The Anatomical Basis of Paradoxical Masseteric Bulging after Botulinum Neurotoxin Type A Injection
Hyung-Jin Lee,
In-Won Kang,
Kyle K. Seo,
You-Jin Choi,
Seong-Taek Kim,
Kyung-Seok Hu,
Hee-Jin Kim
Affiliations
Hyung-Jin Lee
Division in Anatomy and Developmental Biology, Department of Oral Biology, Human Identification Research Center, BK21 PLUS Project, Yonsei University College of Dentistry, Seoul 03722, Korea
In-Won Kang
Division in Anatomy and Developmental Biology, Department of Oral Biology, Human Identification Research Center, BK21 PLUS Project, Yonsei University College of Dentistry, Seoul 03722, Korea
Kyle K. Seo
Modelo Clinic, Seoul 06011, Korea
You-Jin Choi
Division in Anatomy and Developmental Biology, Department of Oral Biology, Human Identification Research Center, BK21 PLUS Project, Yonsei University College of Dentistry, Seoul 03722, Korea
Seong-Taek Kim
Department of Oral Medicine, TMJ and Orofacial Pain Clinic, Yonsei University College of Dentistry, Seoul 03722, Korea
Kyung-Seok Hu
Division in Anatomy and Developmental Biology, Department of Oral Biology, Human Identification Research Center, BK21 PLUS Project, Yonsei University College of Dentistry, Seoul 03722, Korea
Hee-Jin Kim
Division in Anatomy and Developmental Biology, Department of Oral Biology, Human Identification Research Center, BK21 PLUS Project, Yonsei University College of Dentistry, Seoul 03722, Korea
The aim of this study was to determine the detailed anatomical structures of the superficial part of the masseter and to elucidate the boundaries and locations of the deep tendon structure within the superficial part of the masseter. Forty-four hemifaces from Korean and Thai embalmed cadavers were used in this study. The deep tendon structure was located deep in the lower third of the superficial part of the masseter. It was observed in all specimens and was designated as a deep inferior tendon (DIT).

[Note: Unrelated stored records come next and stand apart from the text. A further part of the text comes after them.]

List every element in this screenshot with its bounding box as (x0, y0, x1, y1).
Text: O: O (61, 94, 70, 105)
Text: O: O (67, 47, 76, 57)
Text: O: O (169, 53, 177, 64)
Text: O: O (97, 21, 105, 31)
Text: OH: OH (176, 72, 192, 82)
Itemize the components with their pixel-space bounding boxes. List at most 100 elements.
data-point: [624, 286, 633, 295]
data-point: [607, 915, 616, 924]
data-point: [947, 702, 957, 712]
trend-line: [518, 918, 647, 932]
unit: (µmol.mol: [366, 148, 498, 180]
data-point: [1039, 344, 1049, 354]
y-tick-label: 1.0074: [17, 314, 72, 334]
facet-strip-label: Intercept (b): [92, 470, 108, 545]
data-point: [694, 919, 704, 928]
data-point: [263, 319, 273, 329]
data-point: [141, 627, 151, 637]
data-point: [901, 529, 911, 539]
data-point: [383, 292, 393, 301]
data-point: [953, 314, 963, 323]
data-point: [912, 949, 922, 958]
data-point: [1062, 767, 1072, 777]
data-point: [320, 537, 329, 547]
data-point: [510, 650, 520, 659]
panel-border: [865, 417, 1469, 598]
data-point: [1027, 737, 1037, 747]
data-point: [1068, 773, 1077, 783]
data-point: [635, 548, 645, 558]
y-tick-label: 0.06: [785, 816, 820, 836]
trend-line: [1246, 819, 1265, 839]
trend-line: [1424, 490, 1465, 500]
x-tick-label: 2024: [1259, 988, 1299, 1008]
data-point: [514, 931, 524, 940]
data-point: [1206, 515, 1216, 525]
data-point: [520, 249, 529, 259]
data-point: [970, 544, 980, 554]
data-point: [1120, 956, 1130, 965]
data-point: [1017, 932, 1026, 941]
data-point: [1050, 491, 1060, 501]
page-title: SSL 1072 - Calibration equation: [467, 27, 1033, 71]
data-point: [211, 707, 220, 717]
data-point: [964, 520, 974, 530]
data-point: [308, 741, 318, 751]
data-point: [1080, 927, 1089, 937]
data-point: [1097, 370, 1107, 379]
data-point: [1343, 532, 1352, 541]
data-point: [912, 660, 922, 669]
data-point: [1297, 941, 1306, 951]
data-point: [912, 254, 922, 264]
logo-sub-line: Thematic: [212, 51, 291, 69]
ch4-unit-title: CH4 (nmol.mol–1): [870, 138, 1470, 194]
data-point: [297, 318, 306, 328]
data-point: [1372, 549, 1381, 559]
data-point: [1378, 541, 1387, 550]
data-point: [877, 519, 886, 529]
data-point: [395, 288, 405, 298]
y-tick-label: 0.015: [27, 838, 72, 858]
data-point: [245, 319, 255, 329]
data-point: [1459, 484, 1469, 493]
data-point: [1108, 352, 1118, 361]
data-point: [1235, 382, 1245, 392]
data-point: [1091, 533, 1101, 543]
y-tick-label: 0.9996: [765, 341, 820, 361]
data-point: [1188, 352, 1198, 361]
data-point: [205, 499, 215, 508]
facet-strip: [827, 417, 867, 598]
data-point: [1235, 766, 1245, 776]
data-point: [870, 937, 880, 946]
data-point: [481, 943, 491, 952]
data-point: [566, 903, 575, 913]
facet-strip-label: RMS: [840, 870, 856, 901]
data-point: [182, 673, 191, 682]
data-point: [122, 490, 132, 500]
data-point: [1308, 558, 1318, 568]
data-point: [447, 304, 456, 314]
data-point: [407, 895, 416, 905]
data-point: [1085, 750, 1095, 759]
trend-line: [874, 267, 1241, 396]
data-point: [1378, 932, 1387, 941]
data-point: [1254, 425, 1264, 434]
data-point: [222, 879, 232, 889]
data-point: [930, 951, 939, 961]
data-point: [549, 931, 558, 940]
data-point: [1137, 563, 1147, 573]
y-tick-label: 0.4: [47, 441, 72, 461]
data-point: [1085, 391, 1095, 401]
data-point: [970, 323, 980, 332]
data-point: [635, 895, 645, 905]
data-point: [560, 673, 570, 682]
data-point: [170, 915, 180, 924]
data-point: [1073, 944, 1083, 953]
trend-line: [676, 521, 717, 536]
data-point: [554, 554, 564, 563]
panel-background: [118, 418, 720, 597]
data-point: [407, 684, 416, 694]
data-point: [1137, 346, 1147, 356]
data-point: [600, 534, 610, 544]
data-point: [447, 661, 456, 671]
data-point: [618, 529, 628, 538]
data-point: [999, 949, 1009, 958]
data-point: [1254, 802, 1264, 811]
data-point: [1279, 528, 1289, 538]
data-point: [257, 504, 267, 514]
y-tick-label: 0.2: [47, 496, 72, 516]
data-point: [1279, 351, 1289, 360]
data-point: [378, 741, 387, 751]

The relationship between the masseter and DIT could be classified into three types according to the coverage pattern: Type A, in which areas IV and V were covered by the DIT (27%, 12/44); Type B, in which areas V and VI were covered by the DIT (23%, 10/44); and Type C, in which areas IV, V, and VI were covered by the DIT (50%, 22/44). The superficial part of the masseter consists of not only the muscle belly but also the deep tendon structure. Based on the results obtained in this morphological study, we recommend performing layer-by-layer retrograde injections into the superficial and deep muscle bellies of the masseter.